Just in the past day or so, sfgate.com put in some kind of anti scraping stuff, so urllib, curl, lynx etc. now all fail with 403. Maybe I'll undertake the bigger and slower hassle of trying to read the site with selenium or maybe I'll just give up on newspapers and get my news from HN ;).
I wonder if archive.is has had its sfgate.com experience change. Just had to mention them to stay slightly on topic.
They are probably just checking headers such as user agent and cookies. Would copy whatever your normal browser sends and put it in the urllib.request. If that doesn’t work, then it is likely more sophisticated.

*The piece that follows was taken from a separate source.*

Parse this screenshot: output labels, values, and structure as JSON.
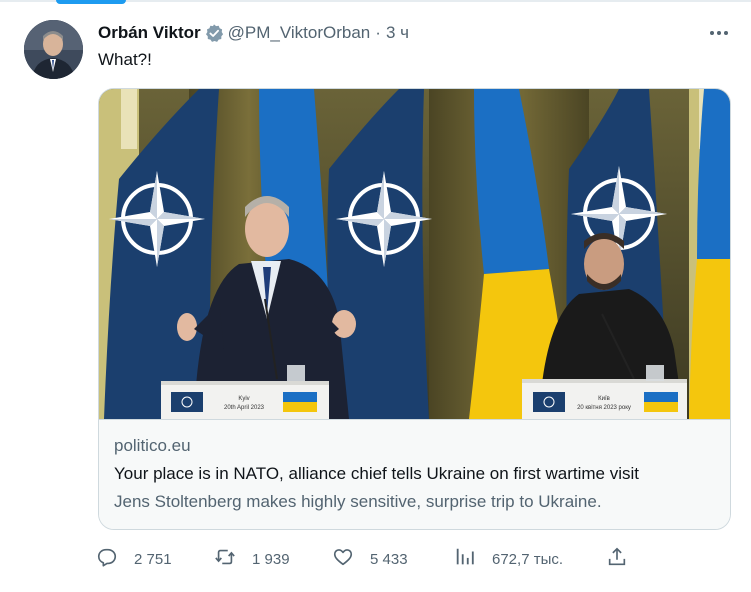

$ curl -s -I 'https://www.sfgate.com/' -H 'User-Agent: curl/7.54.1' | head -1
HTTP/2 403
$curl -s -I 'https://www.sfgate.com/' -H 'User-Agent: Mozilla/5.0 (Macintosh; Intel Mac OS X 10.15; rv:109.0) Gecko/20100101 Firefox/113.0' | head -1
HTTP/2 200
One "trick" is that Firefox (and I assume Chrome?) allow you to copy a request as curl - then you can just see if that works in the terminal, and if it does you can binary search for the required headers.
Sounds like an ADA lawsuit waiting to happen. I'd send the editor an email explaining how they've reduced usability of the site; especially if you're a paying customer.

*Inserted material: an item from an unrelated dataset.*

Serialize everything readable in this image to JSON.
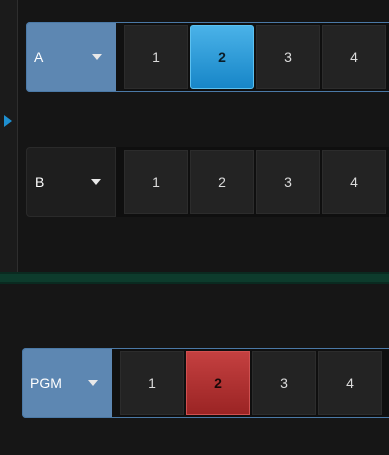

Just in the past day or so, sfgate.com put in some kind of anti scraping stuff, so urllib, curl, lynx etc. now all fail with 403. Maybe I'll undertake the bigger and slower hassle of trying to read the site with selenium or maybe I'll just give up on newspapers and get my news from HN ;).
I wonder if archive.is has had its sfgate.com experience change. Just had to mention them to stay slightly on topic.